Analysis of Qwen 3 Tokenizer Vocabulary

The following plot shows the distribution of Qwen 3’s tokenizer vocabulary over byte lengths.

And the following heatmap shows the leading byte of every token within Qwen 3’s tokenizer vocabulary. Among 151669 tokens, 53021 starts with Ġ, the whitespace. Most CJK characters start with 0xE4 to 0xE9 in their UTF-8 representation, and we can see that 0xE4 to 0xE9 is also a hot region.

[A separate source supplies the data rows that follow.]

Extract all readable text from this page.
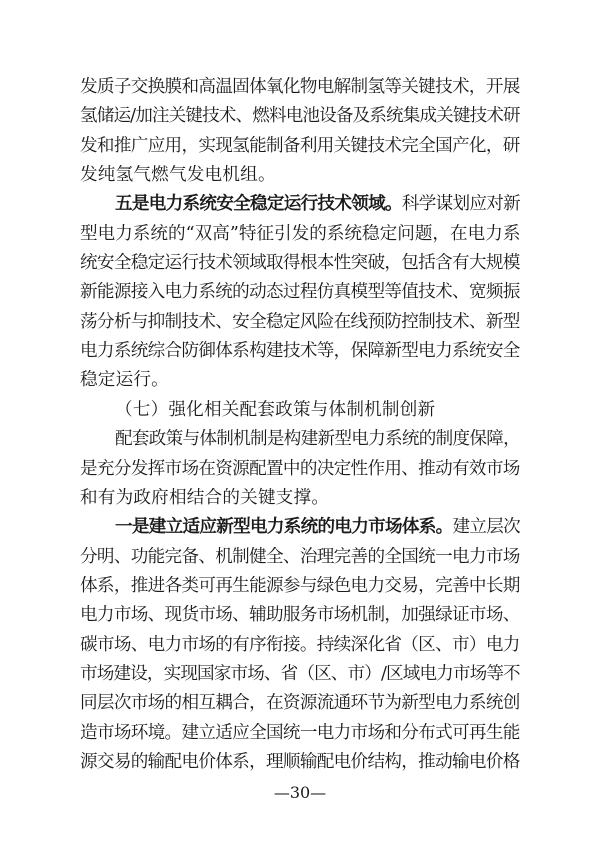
发质子交换膜和高温固体氧化物电解制氢等关键技术，开展
氢储运/加注关键技术、燃料电池设备及系统集成关键技术研
发和推广应用，实现氢能制备利用关键技术完全国产化，研
发纯氢气燃气发电机组。
五是电力系统安全稳定运行技术领域。科学谋划应对新
型电力系统的“双高”特征引发的系统稳定问题，在电力系
统安全稳定运行技术领域取得根本性突破，包括含有大规模
新能源接入电力系统的动态过程仿真模型等值技术、宽频振
荡分析与抑制技术、安全稳定风险在线预防控制技术、新型
电力系统综合防御体系构建技术等，保障新型电力系统安全
稳定运行。
（七）强化相关配套政策与体制机制创新
配套政策与体制机制是构建新型电力系统的制度保障，
是充分发挥市场在资源配置中的决定性作用、推动有效市场
和有为政府相结合的关键支撑。
一是建立适应新型电力系统的电力市场体系。建立层次
分明、功能完备、机制健全、治理完善的全国统一电力市场
体系，推进各类可再生能源参与绿色电力交易，完善中长期
电力市场、现货市场、辅助服务市场机制，加强绿证市场、
碳市场、电力市场的有序衔接。持续深化省（区、市）电力
市场建设，实现国家市场、省（区、市）/区域电力市场等不
同层次市场的相互耦合，在资源流通环节为新型电力系统创
造市场环境。建立适应全国统一电力市场和分布式可再生能
源交易的输配电价体系，理顺输配电价结构，推动输电价格
—30—
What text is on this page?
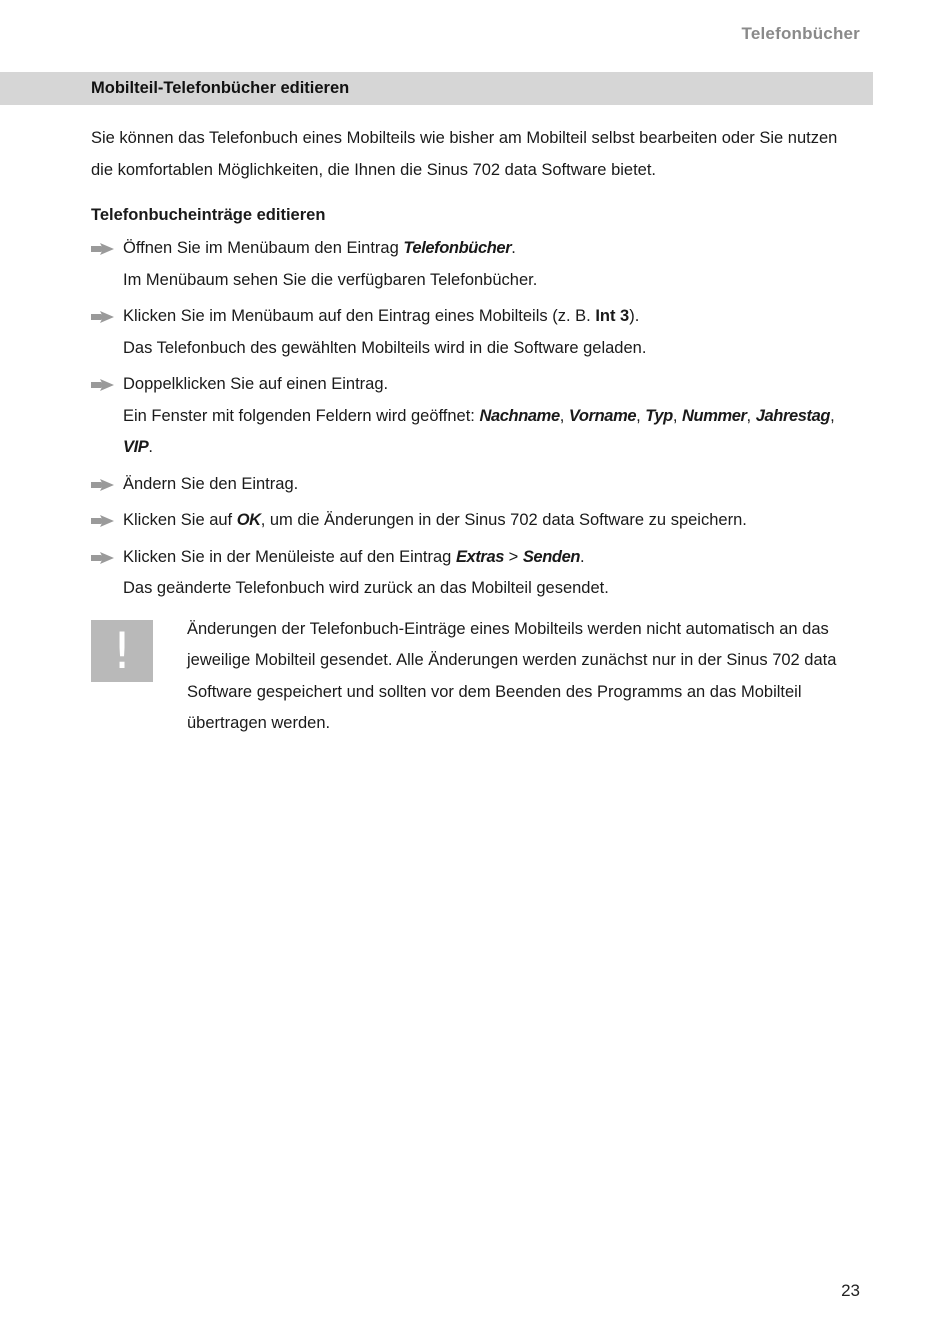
Telefonbücher
Mobilteil-Telefonbücher editieren

Sie können das Telefonbuch eines Mobilteils wie bisher am Mobilteil selbst bearbeiten oder Sie nutzen die komfortablen Möglichkeiten, die Ihnen die Sinus 702 data Software bietet.

Telefonbucheinträge editieren
Öffnen Sie im Menübaum den Eintrag Telefonbücher.
Im Menübaum sehen Sie die verfügbaren Telefonbücher.
Klicken Sie im Menübaum auf den Eintrag eines Mobilteils (z. B. Int 3).
Das Telefonbuch des gewählten Mobilteils wird in die Software geladen.
Doppelklicken Sie auf einen Eintrag.
Ein Fenster mit folgenden Feldern wird geöffnet: Nachname, Vorname, Typ, Nummer, Jahrestag, VIP.
Ändern Sie den Eintrag.
Klicken Sie auf OK, um die Änderungen in der Sinus 702 data Software zu speichern.
Klicken Sie in der Menüleiste auf den Eintrag Extras > Senden.
Das geänderte Telefonbuch wird zurück an das Mobilteil gesendet.
!	Änderungen der Telefonbuch-Einträge eines Mobilteils werden nicht automatisch an das jeweilige Mobilteil gesendet. Alle Änderungen werden zunächst nur in der Sinus 702 data Software gespeichert und sollten vor dem Beenden des Programms an das Mobilteil übertragen werden.

23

All 8,105 Chinese characters within their List of Commonly Used Standard Chinese Characters (《通用规范汉字表》) have their own dedicated tokens. 25,308 tokens start with a basic Chinese character within the CJK Unified Ideograph block (U+4E00-U+9FFF)³, among them 8,501 tokens contain only 1 character. No Chinese only tokens contain more than 4 characters.

The cases where a basic Chinese character follows or precedes a UTF-8 fragment are quite rare, each has around 20 occurences. However, there will certainly be characters be cut into multiple tokens. 12,053 basic characters are cut into two parts, 438 are cut into three. Among the fragments created by cutting basic characters, 0xE9 or é is the most common token encountered (in 469 characters’ tokenization), trailing by 0xB6 or ¶ (in 279 characters’ tokenization).

Token Representation Cheatsheet

Lastly, there’s a chart for you to decide which UTF-8 byte type do these BPE token representations correspond to. Specifically, Ġ, Ċ, ĉ correspond to whitespace, newline, and tab, marked in blue, red and yellow respectively.